In the months following Hurricane Katrina, members of both coalitions came together to raise awareness about the communities devastated by the Hurricane, racism, and socioeconomic injustice through presentations, journal articles, displays of artwork and photography, and public forums at Columbia University and New York City[5]. We began this academic year with a school-wide event marking the one-year anniversary of Hurricane Katrina, which drew community members of the surrounding community, antiracist organizers, and survivors of the Hurricane[6]. Now, with more than a year’s perspective, we are undertaking the critical responsibility to continue these conversations and inspire others to participate in dialogue and to take action.



[1] Students and faculty work from the analysis of the People’s Institute for Survival and Beyond as defined in their Undoing Racism workshop: http://www.pisab.org/about-us/

[2] For an example of how one social worker has addressed her white privilege in her post-Katrina work, see Molly McClure’s article: http://www.robertsilvey.com/notes/2006/01/solidarity_not_.html

[3] Many reports have documented that the plans for “rebuilding” New Orleans blatantly disregard the perspectives and needs of current residents and people who have been displaced, in particular those who live in poverty and are of color.
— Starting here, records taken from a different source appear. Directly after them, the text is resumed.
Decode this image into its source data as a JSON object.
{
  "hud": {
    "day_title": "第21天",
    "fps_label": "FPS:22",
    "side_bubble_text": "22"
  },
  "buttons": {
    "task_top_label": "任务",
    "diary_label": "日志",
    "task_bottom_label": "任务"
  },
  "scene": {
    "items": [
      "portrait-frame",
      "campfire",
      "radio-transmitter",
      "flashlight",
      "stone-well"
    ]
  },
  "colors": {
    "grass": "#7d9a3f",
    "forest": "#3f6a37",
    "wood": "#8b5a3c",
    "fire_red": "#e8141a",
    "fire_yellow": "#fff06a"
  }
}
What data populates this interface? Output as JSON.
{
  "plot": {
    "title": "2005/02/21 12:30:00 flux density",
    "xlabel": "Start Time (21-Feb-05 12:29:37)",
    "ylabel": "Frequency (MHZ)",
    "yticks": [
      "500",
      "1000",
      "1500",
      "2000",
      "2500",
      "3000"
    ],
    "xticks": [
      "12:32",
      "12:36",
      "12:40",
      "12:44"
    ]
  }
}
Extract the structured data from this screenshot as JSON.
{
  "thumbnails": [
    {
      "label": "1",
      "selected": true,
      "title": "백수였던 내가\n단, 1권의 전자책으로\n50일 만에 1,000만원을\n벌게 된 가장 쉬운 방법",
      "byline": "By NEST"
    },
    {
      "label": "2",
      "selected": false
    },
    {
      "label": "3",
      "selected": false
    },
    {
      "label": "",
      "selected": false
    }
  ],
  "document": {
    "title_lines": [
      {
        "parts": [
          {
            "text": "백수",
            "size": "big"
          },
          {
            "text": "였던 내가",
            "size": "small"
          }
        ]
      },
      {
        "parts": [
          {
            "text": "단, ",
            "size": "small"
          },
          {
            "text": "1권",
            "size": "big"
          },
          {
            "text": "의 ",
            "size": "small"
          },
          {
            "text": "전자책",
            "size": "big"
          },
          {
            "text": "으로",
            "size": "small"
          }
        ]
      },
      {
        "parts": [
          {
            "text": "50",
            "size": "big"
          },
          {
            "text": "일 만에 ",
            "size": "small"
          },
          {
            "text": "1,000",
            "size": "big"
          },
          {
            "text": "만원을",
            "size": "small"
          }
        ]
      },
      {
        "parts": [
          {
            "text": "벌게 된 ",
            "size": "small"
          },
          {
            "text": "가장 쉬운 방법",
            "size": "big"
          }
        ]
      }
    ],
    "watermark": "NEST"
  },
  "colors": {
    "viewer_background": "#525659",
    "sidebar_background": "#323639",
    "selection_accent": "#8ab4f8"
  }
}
For example, see: http://racetorebuild.thecsi.org; http://www.nytimes.com/ packages/html/weekinreview/20061119_OURO_FEATURE/index.html; http://www.chron.com/disp/story.mpl/front/3374480.html

[4] For more information about the Poverty Initiative at the Union Theological Seminary, see: http://www.povertyinitiative.org/)

[5] By the end of 2006, sixteen months after the hurricanes hit the Gulf Coast, hundreds of thousands of Americans traumatized by the storm have not regained access to the most basic of services. The Brookings Institution Katrina Index for December 2006 reports that only 49% of all public schools in the city of New Orleans had been reopened. Only 49% of public transportation routes are functioning and no improvements have been made in the past twelve months. Since April 2006, the percentages of former customers who have gas and electricity, 41% and 60% respectively, have remained unchanged. Thousands of people remain unable to return home, in some cases their houses having been destroyed or condemned – in particular the conditions in communities of color with large Black populations remain unlivable (see http://racetorebuild.thecsi.org). Women and children were also particularly hard hit and a disproportionate number have not returned to New Orleans (see http://www.wfnet.org/donate/katrinarelief.php). For more information, see: http://www.katrinainfonet.net/.

[6] Speakers included Ronald Chisom, Executive Director and Co-founder of The People’s Institute for Survival and Beyond; Dr. Kimberley Richards, Organizer and Trainer at The People’s Institute for Survival and Beyond; Onaje Mu’id, human rights activist and Clinical Associate Director at Reality House, New York; Jerome Smith, Founder of Tambourine & Fan, New Orleans; Rachel Luft, Assistant Professor of Sociology at the University of New Orleans.